Strona:Joseph Conrad - Zwycięstwo 02.djvu/260

Z Wikiźródeł, wolnej biblioteki
Ta strona została skorygowana.

Nóż leżał na jej kolanach. Lekkiem poruszeniem nóg ukryła go w fałdach sukni i złożyła ręce ze splecionemi palcami na kolanach, które zacisnęła rozpaczliwym ruchem. Groźny przedmiot znikł nareszcie z widoku. Poczuła że pot oblewa ją całą.
— Ja tam nie będę się krył z tobą jak ten nicpoń, ten laluś, ten kpiarz. Będziesz moją dumą i moim kompanem. Czy to nie lepszy los niż gnić na tej wyspie dla pańskiej przyjemności i czekać aż ten Szwed puści cię kantem?
— Będę czem tylko pan zechce — rzekła.
W upojeniu podpełzał coraz bliżej za każdem jej słowem, za każdem poruszeniem.
— Daj mi nogę — żebrał nieśmiałym szeptem w pełnem poczuciu swej władzy nad nią.
Niech się dzieje co chce, myślała Lena, byle tylko rozbroić i uniemożliwić mord — póki siły nie wrócą do jej członków, póki nie zdobędzie się na decyzję. Odporność jej osłabła wskutek łatwości z jaką jej przyszło zwycięstwo.

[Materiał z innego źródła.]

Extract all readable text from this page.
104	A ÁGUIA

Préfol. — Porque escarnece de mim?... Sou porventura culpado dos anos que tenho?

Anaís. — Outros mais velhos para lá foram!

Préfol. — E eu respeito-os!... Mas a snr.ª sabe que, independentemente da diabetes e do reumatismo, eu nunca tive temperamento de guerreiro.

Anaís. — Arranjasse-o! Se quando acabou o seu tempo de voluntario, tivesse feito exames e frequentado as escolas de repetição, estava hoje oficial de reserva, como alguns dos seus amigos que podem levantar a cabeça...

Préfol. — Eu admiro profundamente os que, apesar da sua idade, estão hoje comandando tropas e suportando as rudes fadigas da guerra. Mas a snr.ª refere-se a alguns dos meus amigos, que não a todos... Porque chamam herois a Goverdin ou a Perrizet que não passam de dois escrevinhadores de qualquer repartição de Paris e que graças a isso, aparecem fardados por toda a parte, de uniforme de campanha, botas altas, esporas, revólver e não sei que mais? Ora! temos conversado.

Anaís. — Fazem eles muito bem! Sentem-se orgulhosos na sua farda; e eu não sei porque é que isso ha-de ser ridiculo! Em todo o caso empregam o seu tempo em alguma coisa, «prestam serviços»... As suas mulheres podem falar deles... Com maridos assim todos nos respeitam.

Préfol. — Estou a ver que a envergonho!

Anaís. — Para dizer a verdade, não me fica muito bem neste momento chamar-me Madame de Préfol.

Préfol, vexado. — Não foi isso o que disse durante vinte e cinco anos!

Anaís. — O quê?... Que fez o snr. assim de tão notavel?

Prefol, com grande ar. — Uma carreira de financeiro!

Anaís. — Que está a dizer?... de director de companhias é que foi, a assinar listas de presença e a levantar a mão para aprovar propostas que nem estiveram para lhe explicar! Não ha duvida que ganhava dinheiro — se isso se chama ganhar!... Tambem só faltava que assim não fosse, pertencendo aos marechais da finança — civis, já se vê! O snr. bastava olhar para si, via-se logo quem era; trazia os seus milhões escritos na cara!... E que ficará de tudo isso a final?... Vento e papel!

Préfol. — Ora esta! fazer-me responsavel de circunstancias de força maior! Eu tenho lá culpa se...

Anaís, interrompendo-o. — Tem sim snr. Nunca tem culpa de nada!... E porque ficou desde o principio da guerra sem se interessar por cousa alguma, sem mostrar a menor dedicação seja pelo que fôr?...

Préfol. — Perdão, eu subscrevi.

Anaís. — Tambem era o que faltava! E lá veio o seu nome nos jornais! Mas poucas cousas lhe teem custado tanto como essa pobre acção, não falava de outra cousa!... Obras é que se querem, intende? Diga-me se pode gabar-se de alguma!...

Wysunęła nieco stopę z pod brzegu sukni; Ricardo rzucił się na nią chciwie. Nie zdała sobie nawet z tego sprawy. Myślała o lesie, do którego Heyst kazał jej uciekać. Tak, las — tam należało ujść z groźnym łupem, żądłem pokonanej śmierci. Ricardo obejmował jej nogę w kostce, przyciskając raz po raz usta do podbicia, szepcząc zdyszane słowa nakształt szlochów, wydając dźwięki wyrażające jak gdyby zmartwienie i rozpacz. Żadne z nich nie słyszało grzmotu, który warczał w oddali, modulując gniewnie potężny swój głos. Cały świat nazewnątrz wstrząsał się nieustannie wokół martwej ciszy pokoju, gdzie profil ojca Heysta, ujęty w ramy, patrzył surowo w przestrzeń.